The question hangs in the air, and Freya is terrified of what she just asked, what Sabrina might say.

And then her sister says this: “We’ll come up with a plan B.”

Something expands in Freya’s chest. Acorns, after all, eventually bloom. They seed new oak trees, whole groves of them.

“Or even a plan C,” Freya murmurs.

“Got it working,” Alex says, emerging with Freya’s phone. It’s blowing up with the day’s missed notifications. All her mentions, her views, her likes, her engagements, all her texts and emails and missed calls. There are several voicemails from Hayden she knows she will never listen to and dozens of texts from her mother that she will have to find a new language to respond to.

The phone continues to buzz with the things Freya mistook for love.
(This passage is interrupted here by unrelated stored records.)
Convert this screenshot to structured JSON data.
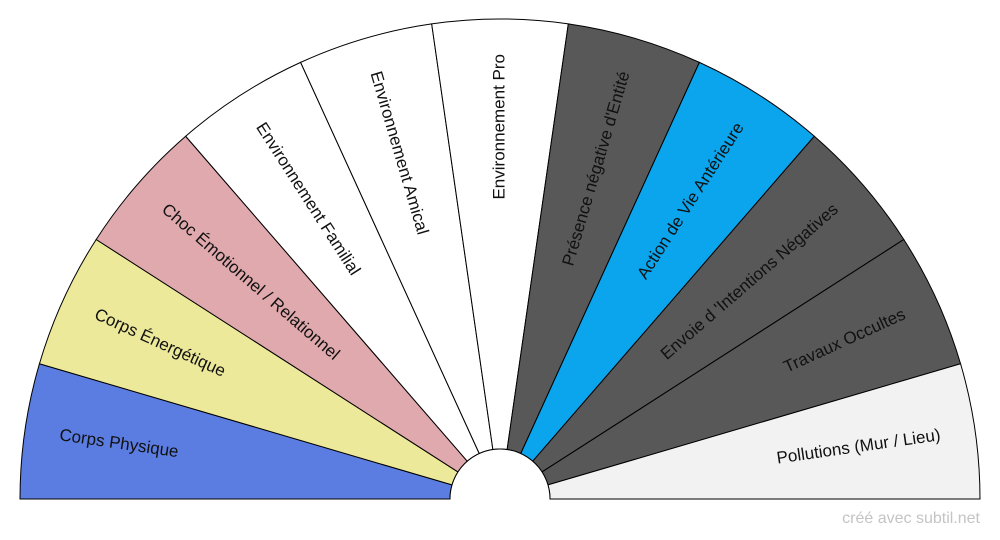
{
  "diagram": {
    "sectors": [
      {
        "label": "Corps Physique",
        "color": "#5b7ce0"
      },
      {
        "label": "Corps Énergétique",
        "color": "#ede99a"
      },
      {
        "label": "Choc Émotionnel / Relationnel",
        "color": "#dfa9ad"
      },
      {
        "label": "Environnement Familial",
        "color": "#ffffff"
      },
      {
        "label": "Environnement  Amical",
        "color": "#ffffff"
      },
      {
        "label": "Environnement Pro",
        "color": "#ffffff"
      },
      {
        "label": "Présence négative d'Entité",
        "color": "#585858"
      },
      {
        "label": "Action de Vie Antérieure",
        "color": "#0aa5ec"
      },
      {
        "label": "Envoie d 'Intentions Négatives",
        "color": "#585858"
      },
      {
        "label": "Travaux Occultes",
        "color": "#585858"
      },
      {
        "label": "Pollutions (Mur / Lieu)",
        "color": "#f2f2f2"
      }
    ]
  },
  "footer": {
    "credit": "créé avec subtil.net"
  }
}
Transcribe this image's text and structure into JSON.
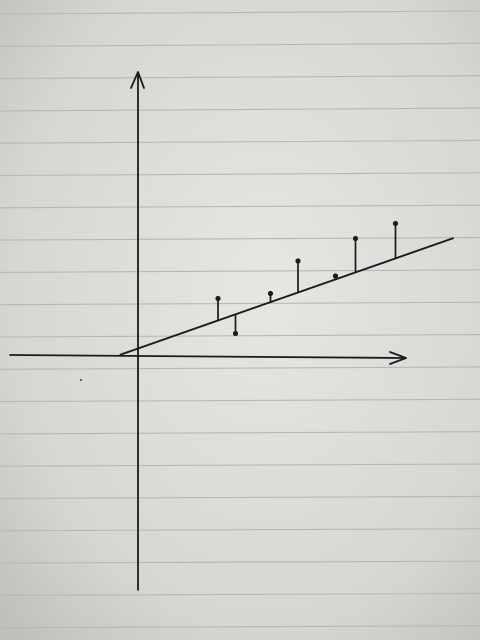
{
  "scene": {
    "subject": "hand-drawn-regression-sketch",
    "medium": "pen-on-ruled-notebook-paper",
    "colors": {
      "paper_light": "#e4e4e1",
      "paper_shadow": "#bdbdba",
      "ruling": "#b3b8bc",
      "ink": "#1b1b1b"
    }
  },
  "chart_data": {
    "type": "scatter",
    "title": "",
    "xlabel": "",
    "ylabel": "",
    "xlim": [
      -1.2,
      10.5
    ],
    "ylim": [
      -8.5,
      10.5
    ],
    "grid": false,
    "fit_line": {
      "slope": 0.35,
      "intercept": 0.3,
      "x_start": -0.7,
      "x_end": 12.6
    },
    "series": [
      {
        "points": [
          {
            "x": 3.2,
            "y": 2.3
          },
          {
            "x": 3.9,
            "y": 0.9
          },
          {
            "x": 5.3,
            "y": 2.5
          },
          {
            "x": 6.4,
            "y": 3.8
          },
          {
            "x": 7.9,
            "y": 3.2
          },
          {
            "x": 8.7,
            "y": 4.7
          },
          {
            "x": 10.3,
            "y": 5.3
          }
        ]
      }
    ]
  }
}
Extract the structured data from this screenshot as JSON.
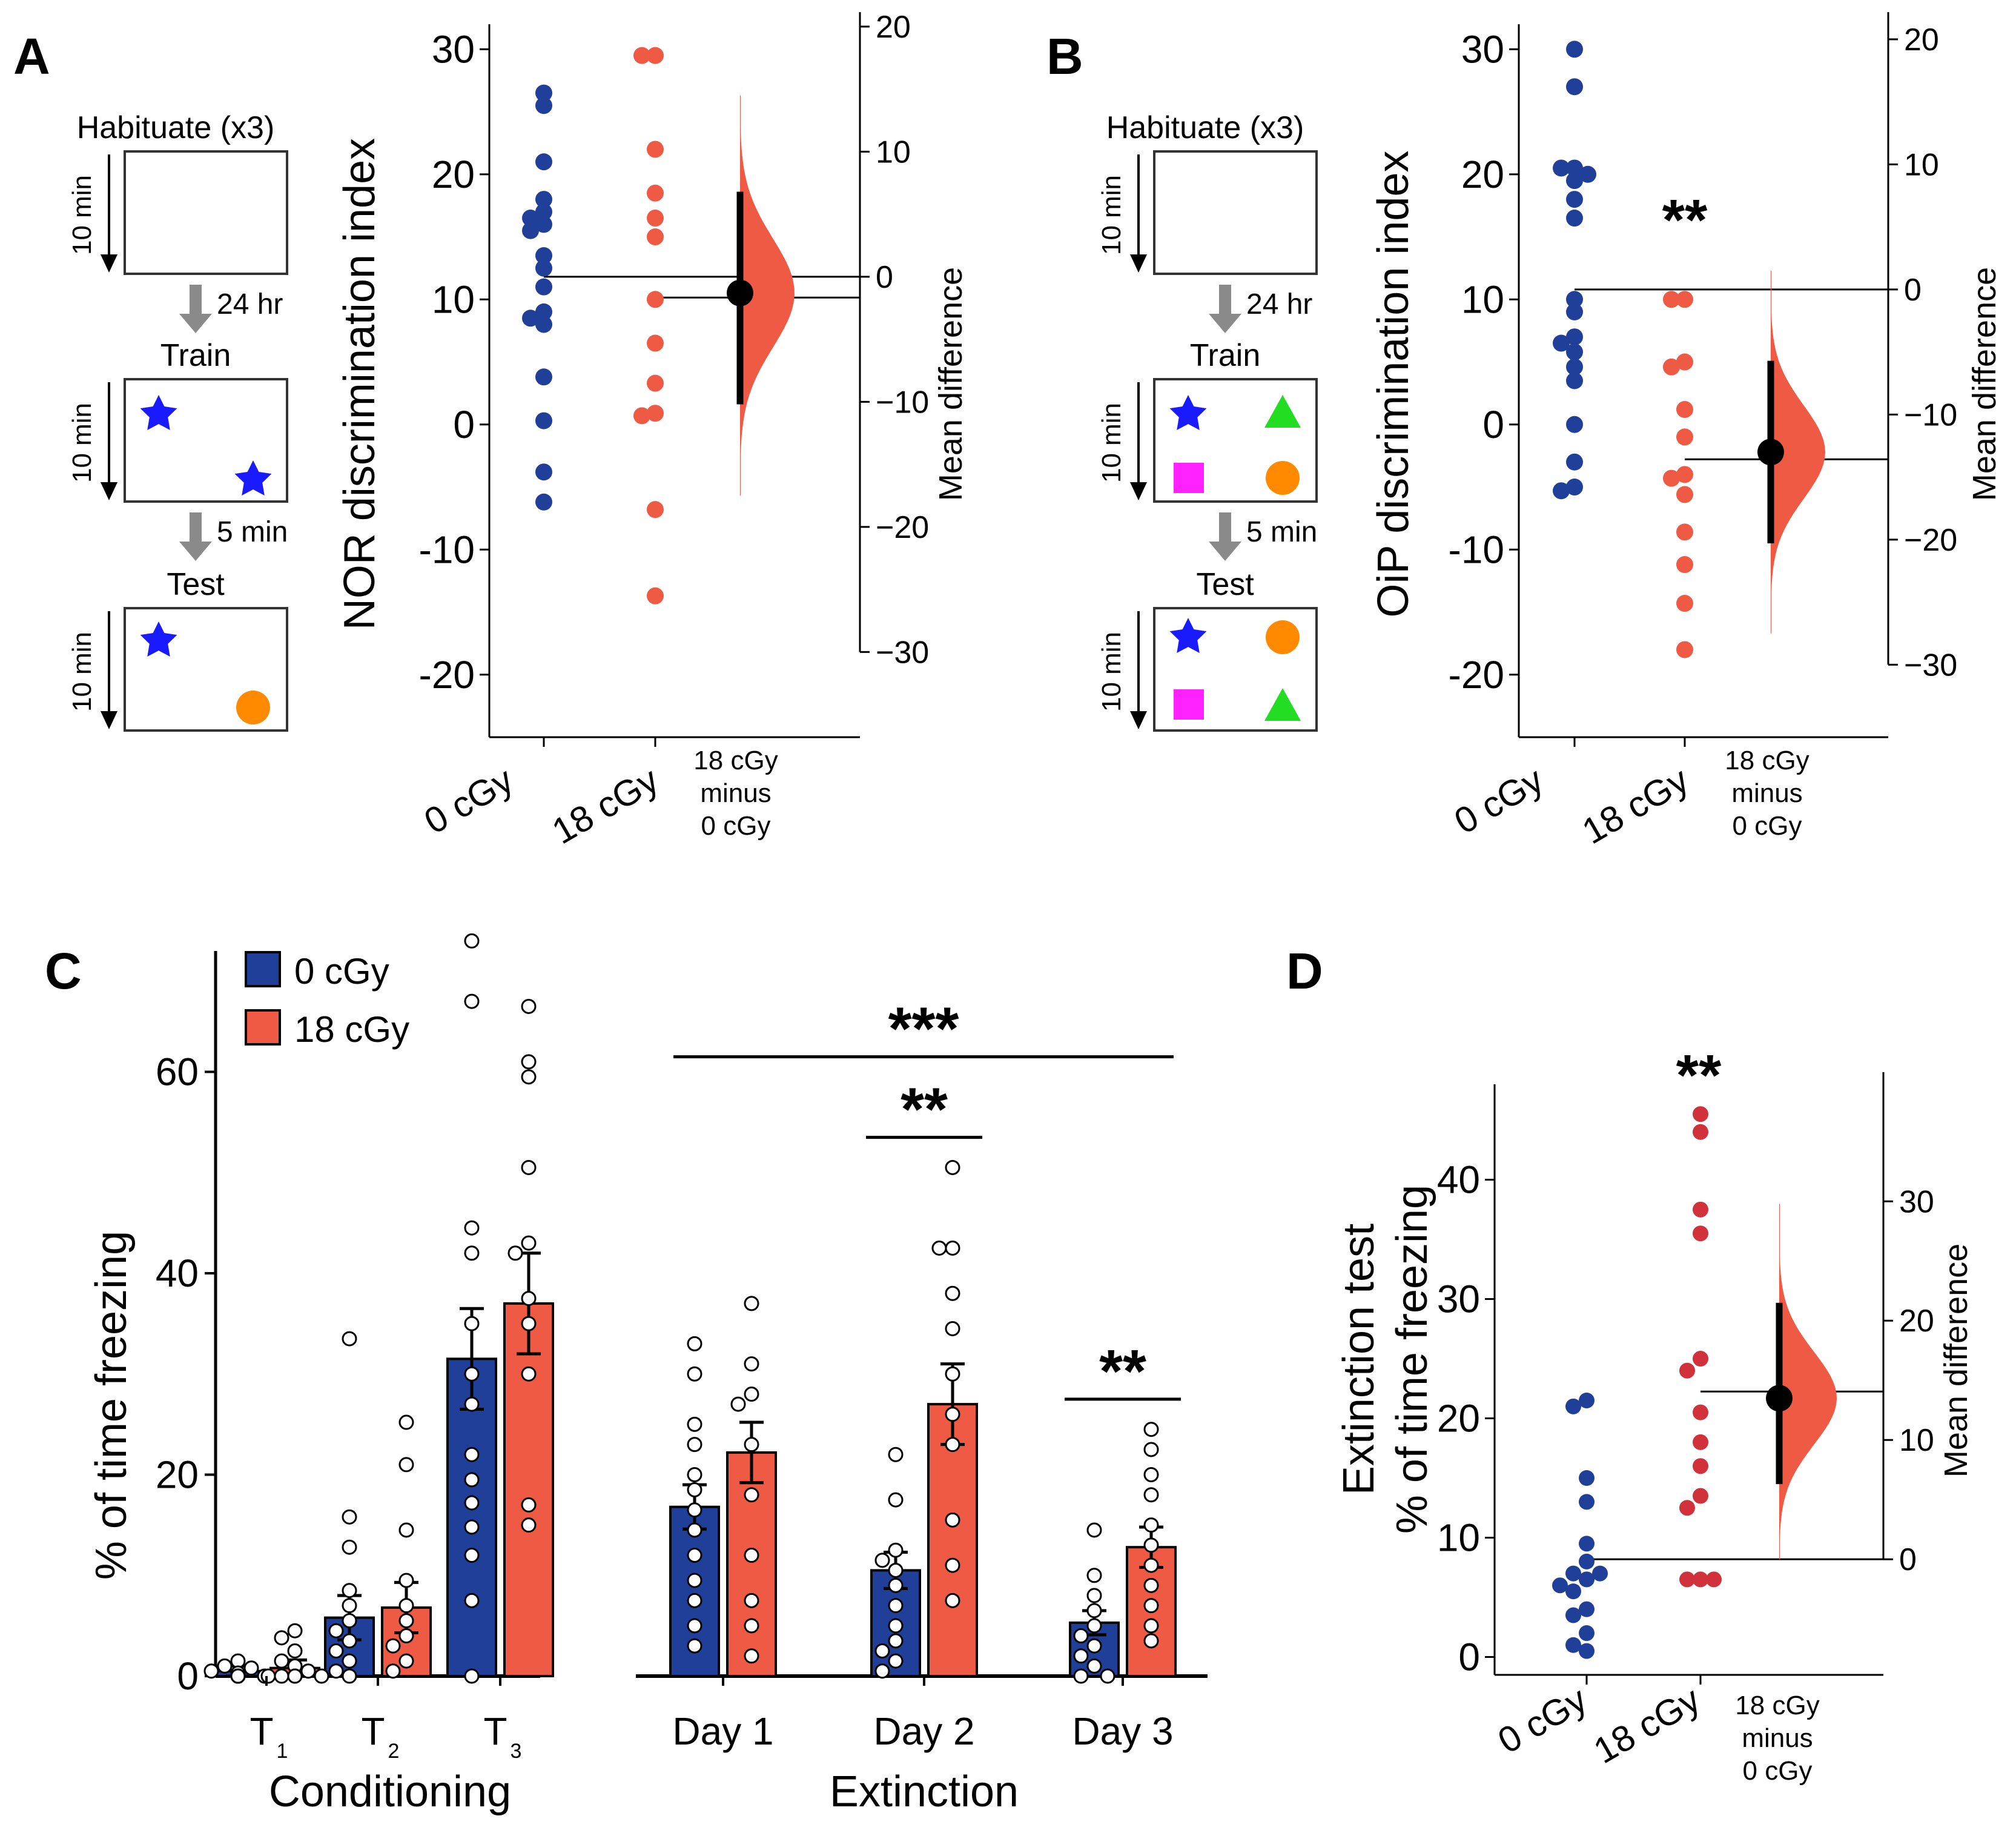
{
  "panel_letters": {
    "a": "A",
    "b": "B",
    "c": "C",
    "d": "D"
  },
  "schematic": {
    "habituate": "Habituate (x3)",
    "duration": "10 min",
    "gap1": "24 hr",
    "train": "Train",
    "gap2": "5 min",
    "test": "Test"
  },
  "colors": {
    "control": "#1f3f99",
    "irradiated": "#ef5a45",
    "irradiated_dark": "#d0313a",
    "bar_control": "#1f3f99",
    "bar_irradiated": "#ef5a45",
    "star": "#1a1aff",
    "circle": "#ff8a00",
    "square": "#ff22ff",
    "triangle": "#22dd22",
    "arrow_gray": "#8a8a8a"
  },
  "icons": [
    "star-icon",
    "circle-icon",
    "square-icon",
    "triangle-icon",
    "down-arrow-icon"
  ],
  "chart_data": [
    {
      "panel": "A",
      "type": "scatter",
      "ylabel": "NOR discrimination index",
      "y2label": "Mean difference",
      "categories": [
        "0 cGy",
        "18 cGy"
      ],
      "delta_label": [
        "18 cGy",
        "minus",
        "0 cGy"
      ],
      "ylim": [
        -25,
        32
      ],
      "yticks": [
        -20,
        -10,
        0,
        10,
        20,
        30
      ],
      "y2ticks": [
        -30,
        -20,
        -10,
        0,
        10,
        20
      ],
      "series": [
        {
          "values": [
            26.5,
            25.5,
            21,
            18,
            17,
            16.5,
            16,
            15.5,
            13.5,
            12.5,
            11,
            9,
            8.5,
            8,
            3.8,
            0.3,
            -3.8,
            -6.2
          ]
        },
        {
          "values": [
            29.5,
            29.5,
            22,
            18.5,
            16.5,
            15,
            10,
            6.5,
            3.3,
            0.9,
            0.7,
            -6.8,
            -13.7
          ]
        }
      ],
      "delta": {
        "mean": -1.3,
        "ci": [
          -10.2,
          6.8
        ],
        "dist_range": [
          -17.5,
          14.5
        ]
      },
      "stars": ""
    },
    {
      "panel": "B",
      "type": "scatter",
      "ylabel": "OiP discrimination index",
      "y2label": "Mean difference",
      "categories": [
        "0 cGy",
        "18 cGy"
      ],
      "delta_label": [
        "18 cGy",
        "minus",
        "0 cGy"
      ],
      "ylim": [
        -25,
        32
      ],
      "yticks": [
        -20,
        -10,
        0,
        10,
        20,
        30
      ],
      "y2ticks": [
        -30,
        -20,
        -10,
        0,
        10,
        20
      ],
      "series": [
        {
          "values": [
            30,
            27,
            20.5,
            20.5,
            20,
            19.5,
            18,
            16.5,
            10,
            9,
            7,
            6.5,
            5.8,
            4.6,
            3.5,
            0,
            -3,
            -5,
            -5.3
          ]
        },
        {
          "values": [
            10,
            10,
            5,
            4.6,
            1.2,
            -1,
            -4,
            -4.3,
            -5.6,
            -8.6,
            -11.2,
            -14.3,
            -18
          ]
        }
      ],
      "delta": {
        "mean": -13,
        "ci": [
          -20.3,
          -5.7
        ],
        "dist_range": [
          -27.5,
          1.5
        ]
      },
      "stars": "**"
    },
    {
      "panel": "C",
      "type": "bar",
      "ylabel": "% of time freezing",
      "legend": [
        "0 cGy",
        "18 cGy"
      ],
      "categories": [
        "T",
        "T",
        "T",
        "Day 1",
        "Day 2",
        "Day 3"
      ],
      "category_subscripts": [
        "1",
        "2",
        "3",
        "",
        "",
        ""
      ],
      "groups": [
        "Conditioning",
        "Extinction"
      ],
      "ylim": [
        0,
        72
      ],
      "yticks": [
        0,
        20,
        40,
        60
      ],
      "series": [
        {
          "name": "0 cGy",
          "means": [
            0.5,
            5.8,
            31.5,
            16.8,
            10.5,
            5.3
          ],
          "sem": [
            0.5,
            2.2,
            5,
            2.2,
            1.8,
            1.2
          ],
          "points": [
            [
              1.5,
              1,
              0.8,
              0.5,
              0.3,
              0,
              0,
              0,
              0,
              0,
              0,
              0,
              0,
              0,
              0
            ],
            [
              33.5,
              15.8,
              12.8,
              8.5,
              7,
              5.5,
              4.5,
              3.5,
              2.5,
              1.5,
              0.5,
              0
            ],
            [
              73,
              67,
              44.5,
              42,
              35,
              30,
              27,
              22,
              19.5,
              17.2,
              14.8,
              12,
              7.5,
              0
            ],
            [
              33,
              30,
              25,
              23,
              20,
              18.5,
              16.5,
              14.5,
              12,
              9.5,
              7.5,
              5,
              3
            ],
            [
              22,
              17.5,
              12.5,
              11.5,
              10.5,
              9,
              7,
              5,
              3.5,
              2.5,
              1.5,
              0.5
            ],
            [
              14.5,
              10,
              8,
              6.5,
              5,
              4,
              3,
              2,
              1,
              0,
              0
            ]
          ]
        },
        {
          "name": "18 cGy",
          "means": [
            0.8,
            6.8,
            37,
            22.2,
            27,
            12.8
          ],
          "sem": [
            0.8,
            2.5,
            5,
            3,
            4,
            2
          ],
          "points": [
            [
              4.5,
              3.8,
              2.5,
              1.5,
              1,
              0.5,
              0,
              0,
              0,
              0,
              0
            ],
            [
              25.2,
              21,
              14.5,
              9.5,
              7,
              5.5,
              4,
              3,
              1.5,
              0.5
            ],
            [
              66.5,
              61,
              59.5,
              50.5,
              43,
              42,
              37.5,
              35,
              30,
              17,
              15
            ],
            [
              37,
              31,
              28,
              27,
              23,
              18,
              12,
              7.5,
              5,
              2
            ],
            [
              50.5,
              42.5,
              42.5,
              38,
              34.5,
              30,
              26,
              23,
              15.5,
              11,
              7.5
            ],
            [
              24.5,
              22.5,
              20,
              18,
              15,
              13,
              11,
              9,
              7,
              5,
              3.5
            ]
          ]
        }
      ],
      "significance": [
        {
          "label": "***",
          "from": 3,
          "to": 5,
          "span": "groups",
          "level": 61.5
        },
        {
          "label": "**",
          "from": 4,
          "to": 4,
          "span": "pair",
          "level": 53.5
        },
        {
          "label": "**",
          "from": 5,
          "to": 5,
          "span": "pair",
          "level": 27.5
        }
      ]
    },
    {
      "panel": "D",
      "type": "scatter",
      "ylabel": [
        "Extinction test",
        "% of time freezing"
      ],
      "y2label": "Mean difference",
      "categories": [
        "0 cGy",
        "18 cGy"
      ],
      "delta_label": [
        "18 cGy",
        "minus",
        "0 cGy"
      ],
      "ylim": [
        -1.5,
        48
      ],
      "yticks": [
        0,
        10,
        20,
        30,
        40
      ],
      "y2ticks": [
        0,
        10,
        20,
        30
      ],
      "series": [
        {
          "values": [
            21.5,
            21,
            15,
            13,
            9.5,
            8,
            7,
            7,
            6.5,
            6,
            5.5,
            4,
            3.5,
            2,
            1,
            0.5
          ]
        },
        {
          "values": [
            45.5,
            44,
            37.5,
            35.5,
            25,
            24,
            20.5,
            18,
            16,
            13.5,
            12.5,
            6.5,
            6.5,
            6.5
          ]
        }
      ],
      "delta": {
        "mean": 13.5,
        "ci": [
          6.3,
          21.5
        ],
        "dist_range": [
          0,
          29.8
        ]
      },
      "stars": "**"
    }
  ]
}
Buried amid all the noise is Halima’s text with Harun’s number. Buried amid all the noise is actual love.

In the quiet of that moment, in the sanctuary of that love, something happens to Freya. She is lifted outside of herself, outside of this apartment, outside of her own loss and into Harun’s. All of the stories he has yet to tell her—about airplanes, and Aladdin, and James—unspool inside her and become her own. Just as, she now understands, Nathaniel’s loss has somehow merged with her own. It sounds like a burden, to take this on, but really, it’s the opposite. To be the holder of other people’s loss is to be the keeper of their love. To share your loss with people is another way of giving your love.